A biotinylated p-T78 peptide was diluted with coating solution (KPL, Inc., Gaithersburg, MD) to the final concentration of 0.3 μM, and then 50 μL of the resulting solution was immobilized onto a 96-well streptavidin-coated plate (Nalgene Nunc, Rochester, NY). The wells were washed once with PBS + 0.05% Tween 20 (PBST) and incubated with 200 μL of PBS + 1% BSA (blocking buffer) for 1 h to prevent the unoccupied sites. Mitotic 293A lysates expressing HA-EGFP-Plk1 were prepared in TBSN buffer (60 μg total lysates in 100 μL) and applied onto the biotinylated peptide-coated ELISA wells immediately after mixing with the indicated amount of the competitor peptides, and then incubated with constant rocking for 1 h at 25 °C. Next, the plates were washed four times with PBST, and to detect the bound HA-EGFP-Plk1, the plates were incubated for 2 h with 100 μL/well of anti-HA antibody at a concentration of 0.5 μg/mL in the blocking buffer and then washed five times. Further, the plates were incubated with 100 μL/well of secondary antibody at a 1:1000 dilution in the blocking buffer. After-ward, the plates were washed five times with PBST and incubated with 100 μL/well of 3,3′ ,5,5′ -tetramethylbenzidine (TMB) substrate solution (Sigma, St. Louis, MO) until a desired absorbance was achieved. The reactions were terminated by the addition of 1 N H₂SO₄, and the optical densities were measured at 450 nm using an ELISA plate reader (Molecular Device, Sunnyvale, CA). Data are shown in Figure. 2, 4 and 5; Supplementary Figure S2.

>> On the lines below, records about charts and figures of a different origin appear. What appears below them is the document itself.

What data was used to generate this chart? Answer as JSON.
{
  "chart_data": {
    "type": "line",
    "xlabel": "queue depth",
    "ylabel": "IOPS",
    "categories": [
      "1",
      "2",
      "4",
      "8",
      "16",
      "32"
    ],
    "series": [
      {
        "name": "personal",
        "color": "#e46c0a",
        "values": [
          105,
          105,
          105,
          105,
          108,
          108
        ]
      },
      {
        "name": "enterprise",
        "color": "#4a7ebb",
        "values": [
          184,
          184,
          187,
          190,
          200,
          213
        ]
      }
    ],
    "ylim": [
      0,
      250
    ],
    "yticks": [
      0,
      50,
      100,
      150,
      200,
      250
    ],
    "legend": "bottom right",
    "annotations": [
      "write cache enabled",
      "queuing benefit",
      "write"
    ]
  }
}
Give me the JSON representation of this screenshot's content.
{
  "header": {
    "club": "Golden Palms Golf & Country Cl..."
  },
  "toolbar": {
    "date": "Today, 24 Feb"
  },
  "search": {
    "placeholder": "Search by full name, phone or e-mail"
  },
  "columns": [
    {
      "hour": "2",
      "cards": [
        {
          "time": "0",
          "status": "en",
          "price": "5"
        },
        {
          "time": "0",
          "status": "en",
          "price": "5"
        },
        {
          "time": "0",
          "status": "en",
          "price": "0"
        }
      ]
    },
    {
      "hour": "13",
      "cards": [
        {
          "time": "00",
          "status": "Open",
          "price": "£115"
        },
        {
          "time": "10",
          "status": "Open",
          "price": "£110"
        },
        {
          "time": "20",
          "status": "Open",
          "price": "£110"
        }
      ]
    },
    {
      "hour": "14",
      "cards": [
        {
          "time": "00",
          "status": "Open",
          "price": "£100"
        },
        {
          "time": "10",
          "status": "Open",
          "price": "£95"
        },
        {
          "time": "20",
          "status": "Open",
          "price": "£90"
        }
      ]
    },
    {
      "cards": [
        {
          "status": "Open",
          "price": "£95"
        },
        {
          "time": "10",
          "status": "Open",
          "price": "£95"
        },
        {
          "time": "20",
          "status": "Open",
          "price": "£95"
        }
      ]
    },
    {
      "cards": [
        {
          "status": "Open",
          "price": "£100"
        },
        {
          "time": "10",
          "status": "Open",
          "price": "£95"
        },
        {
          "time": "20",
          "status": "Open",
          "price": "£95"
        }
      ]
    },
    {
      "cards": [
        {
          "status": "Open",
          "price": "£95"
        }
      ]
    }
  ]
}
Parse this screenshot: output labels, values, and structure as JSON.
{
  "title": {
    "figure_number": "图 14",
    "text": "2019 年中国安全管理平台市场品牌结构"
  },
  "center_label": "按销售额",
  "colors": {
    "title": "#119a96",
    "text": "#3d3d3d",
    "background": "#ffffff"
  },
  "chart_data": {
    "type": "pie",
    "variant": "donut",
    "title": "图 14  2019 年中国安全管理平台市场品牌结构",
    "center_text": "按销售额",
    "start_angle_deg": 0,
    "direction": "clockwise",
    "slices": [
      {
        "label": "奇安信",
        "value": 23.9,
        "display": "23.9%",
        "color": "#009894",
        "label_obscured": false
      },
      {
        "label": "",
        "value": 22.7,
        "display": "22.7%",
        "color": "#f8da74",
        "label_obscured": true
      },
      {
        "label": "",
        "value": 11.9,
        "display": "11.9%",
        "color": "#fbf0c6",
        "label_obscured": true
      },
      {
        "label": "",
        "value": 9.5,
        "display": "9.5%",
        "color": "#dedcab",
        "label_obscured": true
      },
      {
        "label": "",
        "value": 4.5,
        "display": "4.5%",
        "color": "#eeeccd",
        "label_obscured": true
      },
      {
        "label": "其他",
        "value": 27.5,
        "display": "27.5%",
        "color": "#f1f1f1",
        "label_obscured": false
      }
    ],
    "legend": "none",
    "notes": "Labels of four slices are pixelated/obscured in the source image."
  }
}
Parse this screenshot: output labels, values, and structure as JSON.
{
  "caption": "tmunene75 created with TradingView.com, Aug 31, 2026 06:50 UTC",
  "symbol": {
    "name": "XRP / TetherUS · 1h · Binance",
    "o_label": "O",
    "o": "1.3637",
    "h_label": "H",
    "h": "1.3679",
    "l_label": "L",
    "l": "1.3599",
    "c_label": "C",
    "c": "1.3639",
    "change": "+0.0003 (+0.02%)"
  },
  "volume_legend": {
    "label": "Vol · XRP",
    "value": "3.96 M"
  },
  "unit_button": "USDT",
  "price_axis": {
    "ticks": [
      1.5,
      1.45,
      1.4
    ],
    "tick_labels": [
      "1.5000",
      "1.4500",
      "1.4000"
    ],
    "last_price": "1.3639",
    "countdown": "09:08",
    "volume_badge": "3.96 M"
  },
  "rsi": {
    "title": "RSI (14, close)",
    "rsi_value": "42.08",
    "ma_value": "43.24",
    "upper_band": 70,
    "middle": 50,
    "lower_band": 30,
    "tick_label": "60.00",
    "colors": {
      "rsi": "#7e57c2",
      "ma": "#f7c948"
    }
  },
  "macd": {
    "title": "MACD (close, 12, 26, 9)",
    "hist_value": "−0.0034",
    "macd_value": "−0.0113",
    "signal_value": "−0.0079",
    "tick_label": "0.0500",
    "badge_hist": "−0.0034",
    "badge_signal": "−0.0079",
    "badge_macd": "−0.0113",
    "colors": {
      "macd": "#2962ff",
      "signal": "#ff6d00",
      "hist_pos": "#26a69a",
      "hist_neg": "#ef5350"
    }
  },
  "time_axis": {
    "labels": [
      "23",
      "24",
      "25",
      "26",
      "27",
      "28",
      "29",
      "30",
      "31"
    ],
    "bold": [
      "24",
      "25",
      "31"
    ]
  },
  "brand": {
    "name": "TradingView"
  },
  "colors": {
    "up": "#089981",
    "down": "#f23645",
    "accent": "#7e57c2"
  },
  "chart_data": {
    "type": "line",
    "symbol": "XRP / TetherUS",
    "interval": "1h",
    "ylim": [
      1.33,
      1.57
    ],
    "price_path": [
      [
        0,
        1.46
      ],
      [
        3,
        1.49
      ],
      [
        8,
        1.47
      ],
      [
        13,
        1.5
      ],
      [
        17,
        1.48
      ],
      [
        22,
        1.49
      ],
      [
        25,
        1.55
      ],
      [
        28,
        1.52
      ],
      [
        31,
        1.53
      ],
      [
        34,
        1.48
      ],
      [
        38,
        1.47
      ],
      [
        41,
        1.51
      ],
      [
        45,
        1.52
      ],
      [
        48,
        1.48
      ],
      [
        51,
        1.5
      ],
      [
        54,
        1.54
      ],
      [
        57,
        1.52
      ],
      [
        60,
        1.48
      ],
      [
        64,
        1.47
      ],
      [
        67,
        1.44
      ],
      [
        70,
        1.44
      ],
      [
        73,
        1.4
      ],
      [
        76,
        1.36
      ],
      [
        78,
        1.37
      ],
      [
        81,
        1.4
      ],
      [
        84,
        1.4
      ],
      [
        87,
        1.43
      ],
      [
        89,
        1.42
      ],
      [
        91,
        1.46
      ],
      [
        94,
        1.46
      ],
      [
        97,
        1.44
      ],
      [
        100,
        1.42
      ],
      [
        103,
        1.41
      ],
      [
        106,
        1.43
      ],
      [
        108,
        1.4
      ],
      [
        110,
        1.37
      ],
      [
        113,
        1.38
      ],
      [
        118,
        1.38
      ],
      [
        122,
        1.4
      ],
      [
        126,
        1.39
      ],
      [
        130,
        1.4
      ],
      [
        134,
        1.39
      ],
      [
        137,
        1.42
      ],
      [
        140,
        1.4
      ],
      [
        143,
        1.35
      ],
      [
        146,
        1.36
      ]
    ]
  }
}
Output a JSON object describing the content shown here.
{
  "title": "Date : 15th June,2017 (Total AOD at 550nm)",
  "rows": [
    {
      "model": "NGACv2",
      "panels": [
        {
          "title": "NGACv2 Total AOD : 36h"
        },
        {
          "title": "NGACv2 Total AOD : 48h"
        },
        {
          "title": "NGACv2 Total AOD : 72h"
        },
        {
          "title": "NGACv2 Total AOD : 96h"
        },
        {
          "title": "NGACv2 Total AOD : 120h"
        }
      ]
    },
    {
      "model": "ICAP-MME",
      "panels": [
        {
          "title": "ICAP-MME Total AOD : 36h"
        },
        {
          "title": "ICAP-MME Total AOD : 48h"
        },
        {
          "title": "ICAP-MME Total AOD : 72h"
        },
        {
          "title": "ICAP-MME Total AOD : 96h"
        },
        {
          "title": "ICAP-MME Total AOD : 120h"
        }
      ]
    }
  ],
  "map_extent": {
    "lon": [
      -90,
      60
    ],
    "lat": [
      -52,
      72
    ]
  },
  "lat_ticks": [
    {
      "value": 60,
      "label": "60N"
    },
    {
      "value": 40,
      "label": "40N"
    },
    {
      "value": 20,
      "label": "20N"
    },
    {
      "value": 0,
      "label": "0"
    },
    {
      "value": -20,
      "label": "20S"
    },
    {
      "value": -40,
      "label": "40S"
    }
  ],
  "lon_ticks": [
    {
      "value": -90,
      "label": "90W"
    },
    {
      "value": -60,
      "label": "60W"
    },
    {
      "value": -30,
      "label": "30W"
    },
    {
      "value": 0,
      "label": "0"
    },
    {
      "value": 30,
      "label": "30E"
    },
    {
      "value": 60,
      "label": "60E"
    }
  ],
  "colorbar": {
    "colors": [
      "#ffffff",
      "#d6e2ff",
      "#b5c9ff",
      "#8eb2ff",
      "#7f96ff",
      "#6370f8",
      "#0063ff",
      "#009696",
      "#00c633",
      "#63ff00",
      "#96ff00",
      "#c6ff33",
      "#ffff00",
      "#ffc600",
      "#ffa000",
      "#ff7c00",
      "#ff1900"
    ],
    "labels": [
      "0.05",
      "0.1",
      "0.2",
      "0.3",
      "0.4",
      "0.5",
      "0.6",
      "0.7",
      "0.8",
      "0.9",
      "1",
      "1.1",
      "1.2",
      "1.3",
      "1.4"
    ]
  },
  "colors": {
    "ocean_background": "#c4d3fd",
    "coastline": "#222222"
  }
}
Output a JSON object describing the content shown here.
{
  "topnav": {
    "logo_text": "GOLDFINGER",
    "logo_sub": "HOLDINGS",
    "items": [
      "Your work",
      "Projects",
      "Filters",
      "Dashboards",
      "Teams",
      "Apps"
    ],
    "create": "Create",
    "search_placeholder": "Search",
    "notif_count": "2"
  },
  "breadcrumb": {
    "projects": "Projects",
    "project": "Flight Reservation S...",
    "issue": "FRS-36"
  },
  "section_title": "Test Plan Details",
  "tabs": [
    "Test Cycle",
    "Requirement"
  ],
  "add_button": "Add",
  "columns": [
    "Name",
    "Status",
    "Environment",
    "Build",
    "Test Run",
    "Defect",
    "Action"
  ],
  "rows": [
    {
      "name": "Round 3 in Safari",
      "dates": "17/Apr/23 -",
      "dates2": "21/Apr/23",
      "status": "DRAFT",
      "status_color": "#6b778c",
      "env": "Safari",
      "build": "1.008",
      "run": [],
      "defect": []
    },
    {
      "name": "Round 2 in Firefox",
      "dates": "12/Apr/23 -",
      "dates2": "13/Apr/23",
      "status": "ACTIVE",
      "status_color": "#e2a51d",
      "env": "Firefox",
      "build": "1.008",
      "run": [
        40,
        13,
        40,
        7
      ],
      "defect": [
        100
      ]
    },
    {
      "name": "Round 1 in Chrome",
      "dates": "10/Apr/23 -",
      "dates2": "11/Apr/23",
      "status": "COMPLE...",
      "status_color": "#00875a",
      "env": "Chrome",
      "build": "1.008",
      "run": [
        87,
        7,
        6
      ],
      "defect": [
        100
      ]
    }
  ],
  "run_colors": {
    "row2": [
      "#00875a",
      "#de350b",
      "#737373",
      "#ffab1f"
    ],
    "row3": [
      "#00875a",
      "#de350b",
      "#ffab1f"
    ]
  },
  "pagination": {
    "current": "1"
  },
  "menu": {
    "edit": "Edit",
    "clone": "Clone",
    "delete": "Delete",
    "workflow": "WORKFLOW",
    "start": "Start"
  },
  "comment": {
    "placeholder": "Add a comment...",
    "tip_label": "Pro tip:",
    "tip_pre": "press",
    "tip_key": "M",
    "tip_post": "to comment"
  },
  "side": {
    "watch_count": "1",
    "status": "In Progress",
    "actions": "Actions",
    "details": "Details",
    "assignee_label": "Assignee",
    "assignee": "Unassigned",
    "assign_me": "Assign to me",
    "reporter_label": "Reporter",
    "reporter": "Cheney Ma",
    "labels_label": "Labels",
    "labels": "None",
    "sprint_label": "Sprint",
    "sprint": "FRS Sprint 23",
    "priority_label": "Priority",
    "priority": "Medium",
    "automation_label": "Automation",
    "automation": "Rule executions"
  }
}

3.17. Fluorescence polarization assays

5-Carboxyfluorescein-labeled peptides (5-carboxyfluorescein-Ahx-DPPLHS-pT-AI-NH₂ for Plk1 PBD, 5-carboxyfluorescein-Ahx-GPMQTS-pT-PKNG for Plk2 PBD, and 5-carboxyfluorescein-Ahx-GPLATS-pT-PKNG for Plk3 PBD; final concentrations: 25 nM) were incubated with the bacterially-expressed purified PBDs of Plk1, Plk2 and Plk3 (final concentrations: 15 nM, 50 nM, and 500 nM, respectively) in a binding buffer containing 10 mM Tris (pH 8.0), 1 mM EDTA, 50 mM NaCl, and 0.01% Nonidet P-40. Indicated gradual concentration of compounds was provided into the reaction. Fluorescence polarization was analyzed 10 min after mixing of all components in the 384-well format using a Molecular Devices Spectra Max Paradigm Multi-Mode Microplate Detection Platform. All experiments were performed in triplicate

3.18. Molecular modeling methods

Theoretical calculations were performed using Discover 2.98/Insight II with CVFF force field as described previously.²² The synthetic peptides such as PL-1, PL-5, PL-50, PL-116, and PL-120 were built from the coordinates of the pThr mimetic-containing PLHSpT as found in the crystal structure using the Builder module in In-sight II. The computational complex model was solvated using a solvent sphere of water extending 30.0 Å around the phosphate atom of pThr. The system was initially minimized using 1000 steps of steepest decent and 3000 steps of conjugated gradient with a 14.0 Å nonbonded cutoff distance. Data are shown in Figures 2 and 7; Supplementary Figure S1.